Oral Thesis Proposal
Powerpoint Slide tips
To defend your research proposal, you will need an eye-popping, well-organized powerpoint presentation AND a well-prepared story to go with it. Aesthetics and content are both important. As far as content goes, you need to demonstrate; advanced knowledge of the research field, a keen understanding of your study's niche, the what, why and how of your methods, and your statistical plan. Piece of cake, right?
1. Keep text to a minimum.
Have 3-4 short bullet points per slide. These replace the need for cue cards and help your audience to stay
focused. You might want to have each bullet point appear one at a time, on your cue.
2. Use bold, pleasing colors that contrast well.
Make sure the text will be easy to see.
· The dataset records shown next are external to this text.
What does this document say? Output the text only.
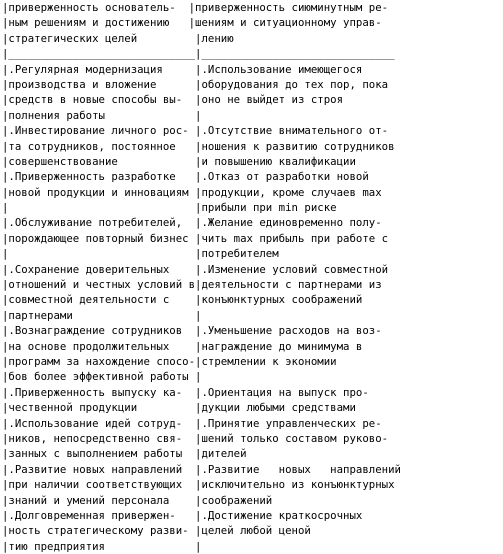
|приверженность основатель-  |приверженность сиюминутным ре-
|ным решениям и достижению   |шениям и ситуационному управ-
|стратегических целей         |лению
|_____________________________|______________________________
|.Регулярная модернизация     |.Использование имеющегося
|производства и вложение      |оборудования до тех пор, пока
|средств в новые способы вы-  |оно не выйдет из строя
|полнения работы              |
|.Инвестирование личного рос- |.Отсутствие внимательного от-
|та сотрудников, постоянное   |ношения к развитию сотрудников
|совершенствование            |и повышению квалификации
|.Приверженность разработке   |.Отказ от разработки новой
|новой продукции и инновациям |продукции, кроме случаев max
|                             |прибыли при min риске
|.Обслуживание потребителей,  |.Желание единовременно полу-
|порождающее повторный бизнес |чить max прибыль при работе с
|                             |потребителем
|.Сохранение доверительных    |.Изменение условий совместной
|отношений и честных условий в|деятельности с партнерами из
|совместной деятельности с    |конъюнктурных соображений
|партнерами                   |
|.Вознаграждение сотрудников  |.Уменьшение расходов на воз-
|на основе продолжительных    |награждение до минимума в
|программ за нахождение спосо-|стремлении к экономии
|бов более эффективной работы |
|.Приверженность выпуску ка-  |.Ориентация на выпуск про-
|чественной продукции         |дукции любыми средствами
|.Использование идей сотруд-  |.Принятие управленческих ре-
|ников, непосредственно свя-  |шений только составом руково-
|занных с выполнением работы  |дителей
|.Развитие новых направлений  |.Развитие   новых   направлений
|при наличии соответствующих  |исключительно из конъюнктурных
|знаний и умений персонала    |соображений
|.Долговременная привержен-   |.Достижение краткосрочных
|ность стратегическому разви- |целей любой ценой
|тию предприятия              |
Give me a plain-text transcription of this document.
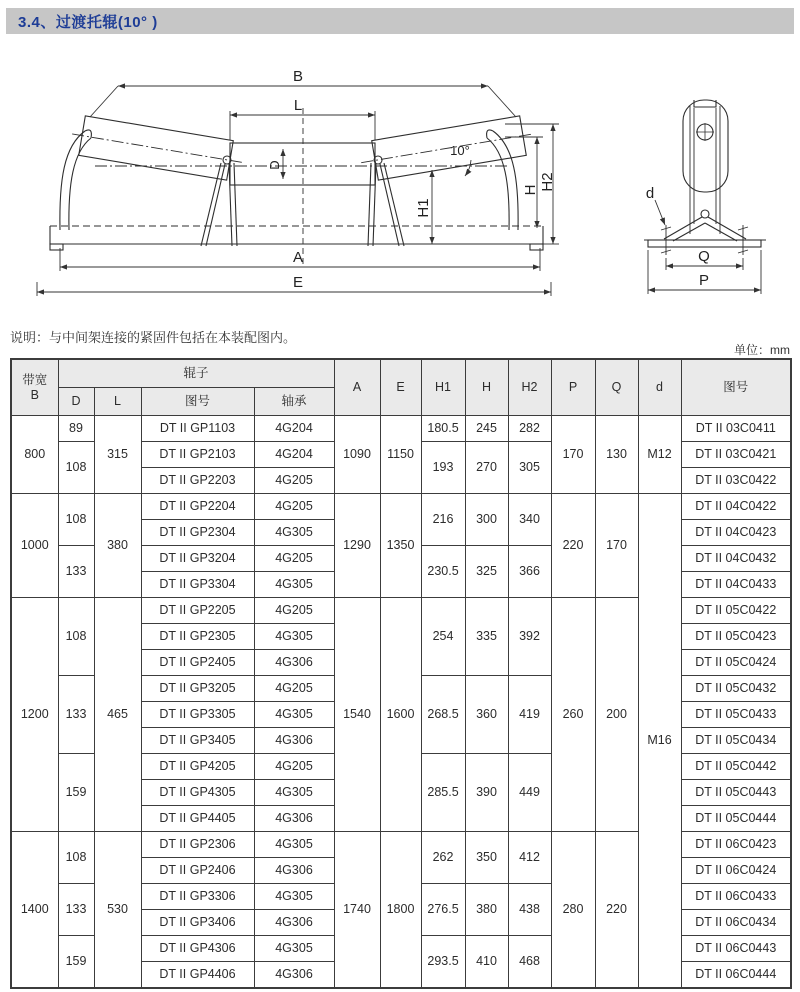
3.4、过渡托辊(10° )
B
L
D
10°
H1
H H2
A
E
d
Q
P
说明：与中间架连接的紧固件包括在本装配图内。
单位：mm
带宽
B	辊子				A	E	H1	H	H2	P	Q	d	图号
	D	L	图号	轴承									
800	89	315	DT II GP1103	4G204	1090	1150	180.5	245	282	170	130	M12	DT II 03C0411
	108		DT II GP2103	4G204			193	270	305				DT II 03C0421
			DT II GP2203	4G205									DT II 03C0422
1000	108	380	DT II GP2204	4G205	1290	1350	216	300	340	220	170	M16	DT II 04C0422
			DT II GP2304	4G305									DT II 04C0423
	133		DT II GP3204	4G205			230.5	325	366				DT II 04C0432
			DT II GP3304	4G305									DT II 04C0433
1200	108	465	DT II GP2205	4G205	1540	1600	254	335	392	260	200		DT II 05C0422
			DT II GP2305	4G305									DT II 05C0423
			DT II GP2405	4G306									DT II 05C0424
	133		DT II GP3205	4G205			268.5	360	419				DT II 05C0432
			DT II GP3305	4G305									DT II 05C0433
			DT II GP3405	4G306									DT II 05C0434
	159		DT II GP4205	4G205			285.5	390	449				DT II 05C0442
			DT II GP4305	4G305									DT II 05C0443
			DT II GP4405	4G306									DT II 05C0444
1400	108	530	DT II GP2306	4G305	1740	1800	262	350	412	280	220		DT II 06C0423
			DT II GP2406	4G306									DT II 06C0424
	133		DT II GP3306	4G305			276.5	380	438				DT II 06C0433
			DT II GP3406	4G306									DT II 06C0434
	159		DT II GP4306	4G305			293.5	410	468				DT II 06C0443
			DT II GP4406	4G306									DT II 06C0444
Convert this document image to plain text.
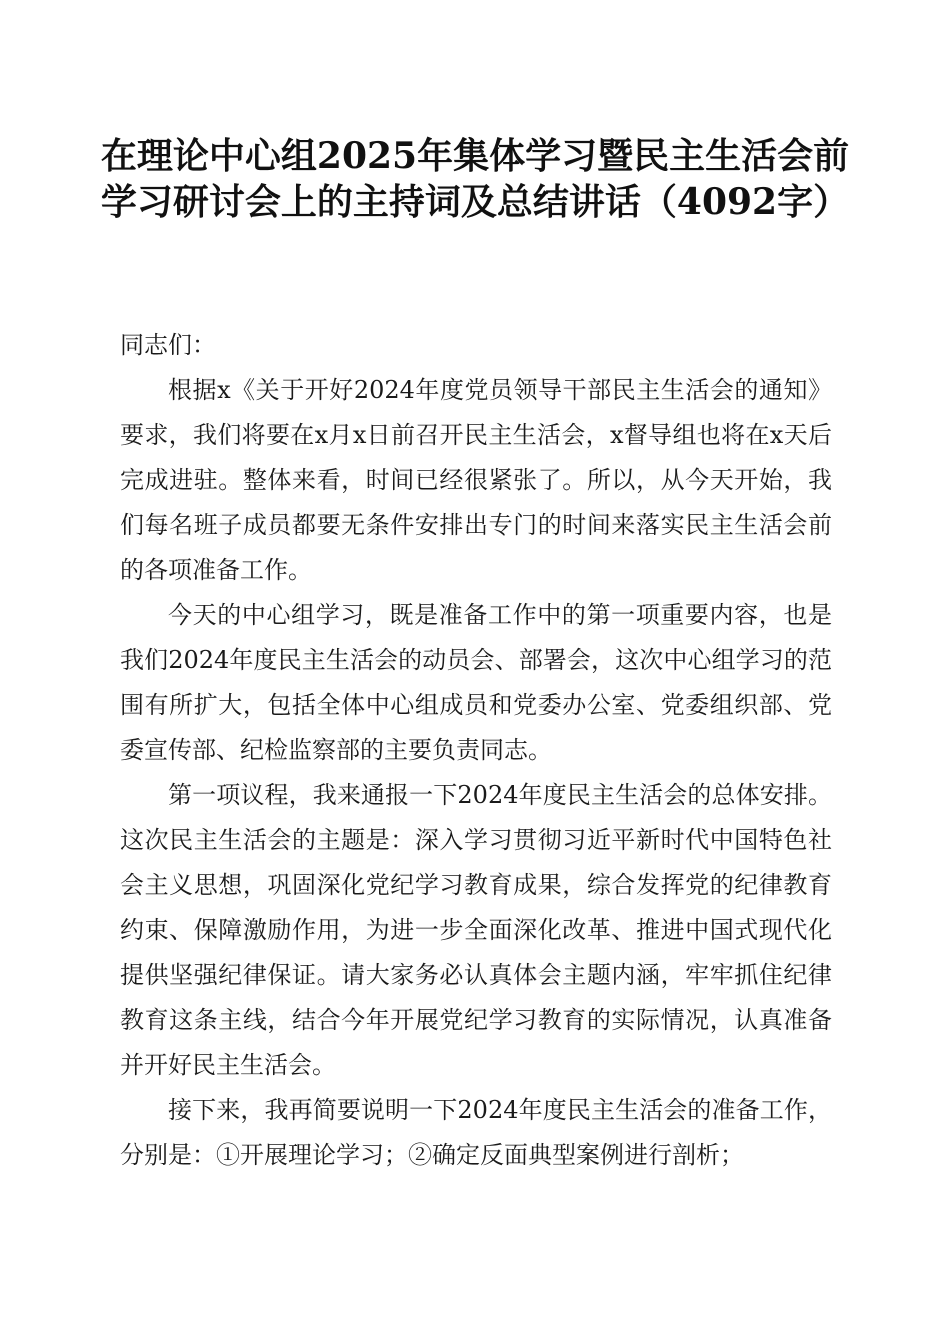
在理论中心组2025年集体学习暨民主生活会前学习研讨会上的主持词及总结讲话（4092字）

同志们：

根据x《关于开好2024年度党员领导干部民主生活会的通知》要求，我们将要在x月x日前召开民主生活会，x督导组也将在x天后完成进驻。整体来看，时间已经很紧张了。所以，从今天开始，我们每名班子成员都要无条件安排出专门的时间来落实民主生活会前的各项准备工作。

今天的中心组学习，既是准备工作中的第一项重要内容，也是我们2024年度民主生活会的动员会、部署会，这次中心组学习的范围有所扩大，包括全体中心组成员和党委办公室、党委组织部、党委宣传部、纪检监察部的主要负责同志。

第一项议程，我来通报一下2024年度民主生活会的总体安排。这次民主生活会的主题是：深入学习贯彻习近平新时代中国特色社会主义思想，巩固深化党纪学习教育成果，综合发挥党的纪律教育约束、保障激励作用，为进一步全面深化改革、推进中国式现代化提供坚强纪律保证。请大家务必认真体会主题内涵，牢牢抓住纪律教育这条主线，结合今年开展党纪学习教育的实际情况，认真准备并开好民主生活会。

接下来，我再简要说明一下2024年度民主生活会的准备工作，分别是：①开展理论学习；②确定反面典型案例进行剖析；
Plan on presenting in a room that's brighter than what you would like.
3. Make sure the text is large enough.
Choose a font that's easy to read and be consistent with font sizes for headings and bullet points
4. Include eye-candy.
Figures, graphs, clipart, pictures should be awesome to look at, but not distract people from the content of
5. Use transitions and animations wisely.
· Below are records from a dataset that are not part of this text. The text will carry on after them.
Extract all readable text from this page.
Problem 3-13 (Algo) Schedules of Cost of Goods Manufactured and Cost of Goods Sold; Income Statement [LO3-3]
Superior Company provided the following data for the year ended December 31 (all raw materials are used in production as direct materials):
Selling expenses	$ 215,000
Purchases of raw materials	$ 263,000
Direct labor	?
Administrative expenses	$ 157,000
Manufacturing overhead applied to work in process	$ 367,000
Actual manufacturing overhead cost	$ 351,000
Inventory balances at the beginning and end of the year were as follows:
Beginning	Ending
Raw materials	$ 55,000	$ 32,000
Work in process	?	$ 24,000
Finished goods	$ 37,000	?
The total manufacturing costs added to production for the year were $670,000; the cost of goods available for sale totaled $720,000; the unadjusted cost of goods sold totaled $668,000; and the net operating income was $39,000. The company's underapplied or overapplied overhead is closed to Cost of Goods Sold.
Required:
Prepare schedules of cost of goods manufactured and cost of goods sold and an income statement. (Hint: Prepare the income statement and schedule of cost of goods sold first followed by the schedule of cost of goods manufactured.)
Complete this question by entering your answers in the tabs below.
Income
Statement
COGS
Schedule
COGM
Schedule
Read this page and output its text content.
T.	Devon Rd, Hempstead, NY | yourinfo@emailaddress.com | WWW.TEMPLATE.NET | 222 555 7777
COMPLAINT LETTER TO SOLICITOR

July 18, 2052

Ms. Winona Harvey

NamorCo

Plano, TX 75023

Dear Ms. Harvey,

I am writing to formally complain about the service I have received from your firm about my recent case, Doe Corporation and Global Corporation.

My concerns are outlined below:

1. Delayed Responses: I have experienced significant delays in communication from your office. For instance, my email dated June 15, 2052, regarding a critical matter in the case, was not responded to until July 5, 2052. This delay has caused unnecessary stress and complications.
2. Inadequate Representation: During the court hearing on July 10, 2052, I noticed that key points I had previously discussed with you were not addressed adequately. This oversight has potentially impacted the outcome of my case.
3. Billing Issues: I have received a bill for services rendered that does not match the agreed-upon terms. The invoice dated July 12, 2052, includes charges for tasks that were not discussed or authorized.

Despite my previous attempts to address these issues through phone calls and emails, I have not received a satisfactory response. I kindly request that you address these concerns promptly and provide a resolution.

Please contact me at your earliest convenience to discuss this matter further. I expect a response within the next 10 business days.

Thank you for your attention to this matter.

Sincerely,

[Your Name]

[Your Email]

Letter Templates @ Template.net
If these are too salient and/or too frequent, they can become nauseating. Do not use the automatic slide
advance function. If your timing is off, you're screwed.
Oral Presentation Tips
1. Practice, practice, practice.
If you find yourself saying "ummm" a lot or blanking-out, you haven't practiced enough. You should practice
several times a day for at least 3 days. This will also help you solidify your speeking speed to a moderate
2. Don't read!
This tells people that you do not know your material. Also, most people read in such a way as to put their
audience to sleep.
3. Be animated and excited, but not manic.
If you are excited about your research, so too will be your audience. Also, if you re-interpret
anxiety/nervousness as excitement and enthusiasm, your nerves will come down.
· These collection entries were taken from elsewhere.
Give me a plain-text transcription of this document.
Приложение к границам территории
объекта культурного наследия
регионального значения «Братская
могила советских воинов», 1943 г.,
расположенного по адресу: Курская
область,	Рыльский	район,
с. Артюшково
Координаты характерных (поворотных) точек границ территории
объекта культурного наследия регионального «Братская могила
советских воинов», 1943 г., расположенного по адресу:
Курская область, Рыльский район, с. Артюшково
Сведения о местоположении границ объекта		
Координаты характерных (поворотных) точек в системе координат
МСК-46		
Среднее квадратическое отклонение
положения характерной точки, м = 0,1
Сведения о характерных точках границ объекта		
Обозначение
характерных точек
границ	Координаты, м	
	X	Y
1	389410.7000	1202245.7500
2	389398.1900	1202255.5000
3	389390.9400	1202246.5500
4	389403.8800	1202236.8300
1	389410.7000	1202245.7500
4. Don't assume - explain.
Quite likely, there will be people in the audience with little to no knowledge on your topic. Do not alienate
these people. If you want to impress people by how intelligent you are, do it by delivering a clear,
well-organized, understandable presentation.
5. Do not present too much or too detailed information.
People have a limited attention span and memory. They will "give up" or simply get lost if you overtax them.
6. Face your audience, not the screen.
Use a lazer pointer to draw people's attention to various elements on the slide.
7. Start with a bang!
The first minute should immediately grab your audience. Be creative. Is there a audioclip, video, or story you
can use enthrall your audience?
8. Leave time for Q and A
9. Respect your audience and don't BS them.
If you don't know the answer to a question, say so. Thank the person for the question and let them know that
you will do what you can to find out the answer.
10. Relax and be proud of your accomplishments.
Sharing ideas and research findings is a critical component to the advancement of science. And that's
what you are doing. You should be proud!